Q: Would you comment, please, on some of the “activities” which have gone on in the course of the current pandemic and quarantine. I think I can handle “eucharistic processions,” with a priest and monstrance in the back of a pickup truck. But what about priests going for helicopter rides with the monstrance? Or blessing drive-by crowds, with the monstrance, while another priest stands by with a dog on a leash, sipping a cup of coffee. Just today there was a report – a glowing report – about a nun who was going to a recent protest, and decided to take the Blessed Sacrament with her, hidden under her scapular. The reasoning given was that she was a Special Minister of Holy Communion, and St. Clare had done something similar. These, to me, are serious offenses against the Eucharist. Well-intentioned, perhaps, but serious offenses. The Eucharist is no one’s “sole possession” to take out for a ride or walk when they want to. The laity would never get away with pulling such a stunt, how do clergy and religious think it is alright for them?

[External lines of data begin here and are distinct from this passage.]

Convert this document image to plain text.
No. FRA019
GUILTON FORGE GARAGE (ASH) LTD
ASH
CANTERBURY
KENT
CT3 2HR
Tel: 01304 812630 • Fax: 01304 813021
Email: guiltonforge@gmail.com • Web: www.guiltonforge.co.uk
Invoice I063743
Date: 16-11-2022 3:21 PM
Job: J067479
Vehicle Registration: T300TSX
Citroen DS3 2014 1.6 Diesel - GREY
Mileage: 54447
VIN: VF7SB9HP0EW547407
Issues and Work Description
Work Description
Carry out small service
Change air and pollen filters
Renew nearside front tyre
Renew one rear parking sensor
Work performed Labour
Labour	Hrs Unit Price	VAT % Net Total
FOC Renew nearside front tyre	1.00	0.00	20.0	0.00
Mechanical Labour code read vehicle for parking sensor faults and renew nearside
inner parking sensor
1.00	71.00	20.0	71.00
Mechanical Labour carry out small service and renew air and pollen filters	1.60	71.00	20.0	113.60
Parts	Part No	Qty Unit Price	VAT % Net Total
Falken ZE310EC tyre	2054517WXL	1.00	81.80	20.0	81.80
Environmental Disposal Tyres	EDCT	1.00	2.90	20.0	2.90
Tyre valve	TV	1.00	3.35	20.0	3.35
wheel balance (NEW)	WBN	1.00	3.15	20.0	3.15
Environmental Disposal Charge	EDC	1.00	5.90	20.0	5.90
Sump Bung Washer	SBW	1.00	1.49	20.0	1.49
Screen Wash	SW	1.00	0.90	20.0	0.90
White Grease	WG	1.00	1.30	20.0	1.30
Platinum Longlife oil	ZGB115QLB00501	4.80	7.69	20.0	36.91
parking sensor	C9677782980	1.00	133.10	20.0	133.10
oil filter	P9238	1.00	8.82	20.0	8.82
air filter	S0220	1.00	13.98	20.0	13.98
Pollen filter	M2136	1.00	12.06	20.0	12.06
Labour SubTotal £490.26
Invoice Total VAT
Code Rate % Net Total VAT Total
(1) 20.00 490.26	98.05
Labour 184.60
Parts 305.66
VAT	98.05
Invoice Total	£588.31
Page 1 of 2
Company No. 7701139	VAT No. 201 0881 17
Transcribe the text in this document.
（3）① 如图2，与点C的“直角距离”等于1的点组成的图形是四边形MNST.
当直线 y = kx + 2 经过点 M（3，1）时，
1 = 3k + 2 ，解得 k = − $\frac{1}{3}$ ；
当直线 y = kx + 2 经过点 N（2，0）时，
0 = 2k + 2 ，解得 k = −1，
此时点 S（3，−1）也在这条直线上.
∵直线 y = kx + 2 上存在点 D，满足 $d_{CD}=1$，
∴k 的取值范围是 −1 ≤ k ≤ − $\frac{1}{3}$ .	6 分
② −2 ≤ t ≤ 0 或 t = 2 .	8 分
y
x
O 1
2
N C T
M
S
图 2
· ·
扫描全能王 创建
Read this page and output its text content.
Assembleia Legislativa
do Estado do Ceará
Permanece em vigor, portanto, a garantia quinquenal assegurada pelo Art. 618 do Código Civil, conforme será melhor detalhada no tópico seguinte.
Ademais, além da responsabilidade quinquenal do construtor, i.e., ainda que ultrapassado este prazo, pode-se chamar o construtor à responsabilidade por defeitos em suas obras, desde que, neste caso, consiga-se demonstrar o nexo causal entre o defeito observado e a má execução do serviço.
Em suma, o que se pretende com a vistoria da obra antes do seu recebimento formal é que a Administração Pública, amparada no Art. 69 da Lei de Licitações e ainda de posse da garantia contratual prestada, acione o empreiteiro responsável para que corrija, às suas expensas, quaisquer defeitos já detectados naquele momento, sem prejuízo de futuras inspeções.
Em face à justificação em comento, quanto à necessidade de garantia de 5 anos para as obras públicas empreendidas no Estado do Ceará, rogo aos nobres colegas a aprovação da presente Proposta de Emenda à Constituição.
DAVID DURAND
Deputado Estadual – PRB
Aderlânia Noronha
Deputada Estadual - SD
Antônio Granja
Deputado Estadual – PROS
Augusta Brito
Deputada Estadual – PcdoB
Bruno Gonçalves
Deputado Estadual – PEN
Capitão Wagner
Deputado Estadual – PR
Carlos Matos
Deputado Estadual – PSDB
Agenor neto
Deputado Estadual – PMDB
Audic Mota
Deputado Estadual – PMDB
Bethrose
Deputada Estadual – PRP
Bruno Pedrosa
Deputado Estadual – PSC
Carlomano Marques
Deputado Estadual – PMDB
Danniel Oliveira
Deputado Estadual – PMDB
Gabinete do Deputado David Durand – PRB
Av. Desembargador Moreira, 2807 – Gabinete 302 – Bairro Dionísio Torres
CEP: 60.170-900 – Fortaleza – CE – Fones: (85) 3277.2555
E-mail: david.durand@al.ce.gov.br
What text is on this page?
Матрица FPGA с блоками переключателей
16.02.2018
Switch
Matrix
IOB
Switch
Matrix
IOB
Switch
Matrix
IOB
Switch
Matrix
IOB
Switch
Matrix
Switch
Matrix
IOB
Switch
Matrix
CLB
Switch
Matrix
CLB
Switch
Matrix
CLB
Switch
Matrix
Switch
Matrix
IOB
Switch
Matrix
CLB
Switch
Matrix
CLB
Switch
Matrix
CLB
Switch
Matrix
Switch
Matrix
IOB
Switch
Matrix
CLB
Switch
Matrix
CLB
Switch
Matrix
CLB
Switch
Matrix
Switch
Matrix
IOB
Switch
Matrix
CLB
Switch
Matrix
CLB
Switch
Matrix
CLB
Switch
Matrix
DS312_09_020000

A: Catholics love the eucharist so much that devotions come with strong opinions and eccentric ideas. In recent years Catholic piety has been tipping away from the Vatican Council’s stress on the celebration of the mass as sacrifice and communion to viewing the mass as a framework for devotional practices. I’ve treated this theme in Whose Mass Is It? and My Sacrifice and Yours.
Consequently, some well-intentioned devotional practices have become unmoored from the eucharist that they mean to honor.
ICEL has been at work on a revised translation of Holy Communion and Worship of the Eucharistic Mystery Outside Mass. The first translation has been around for decades, but I discover again and again that many parish churches do not even own a copy of it. They are conducting communion services and benediction from memory or custom, without referring to the liturgical book. Perhaps a new translation will call attention to this particular fruit of the Second Vatican Council.
Eucharistic processions are treated in paragraphs 101-108. These call upon the diocesan bishop to supervise the practices to ensure that they are conducted with dignity. The book says that it is desirable that the procession follow a mass in which the host to be carried was just consecrated. This draws a connection between the mass and the period of adoration, and explains why the title of the book calls this “worship of the eucharistic mystery.” It’s not worship of holy communion or of the Blessed Sacrament, but of the sacrament of the eucharist just consecrated at mass. Eucharistic adoration apart from mass is nonetheless permitted.
A procession is not a parade. It envisions people piously walking from one station to another. The minister for the rite is called “the priest” – not a deacon or communion minister. He wears sacred vestments. Candles and incense accompany the procession, and the priest walks – not rides – beneath a canopy according to local custom. At stations he may bless the people with the Sacrament. Near the end he imparts a final benediction and reposes the Blessed Sacrament.
No procession should take place apart from a period of adoration, which presumes options such as the reading of scripture, silent prayer, and the singing of hymns.
Because of this, I cannot justify carrying a monstrance in a truck or a helicopter, or support a communion minister who decides to carry the eucharist for adoration apart from the proper liturgical context. People mean well, but the church has a liturgy for these processions, and we owe it to one another – and to the eucharist – to observe the dignity that that liturgy offers.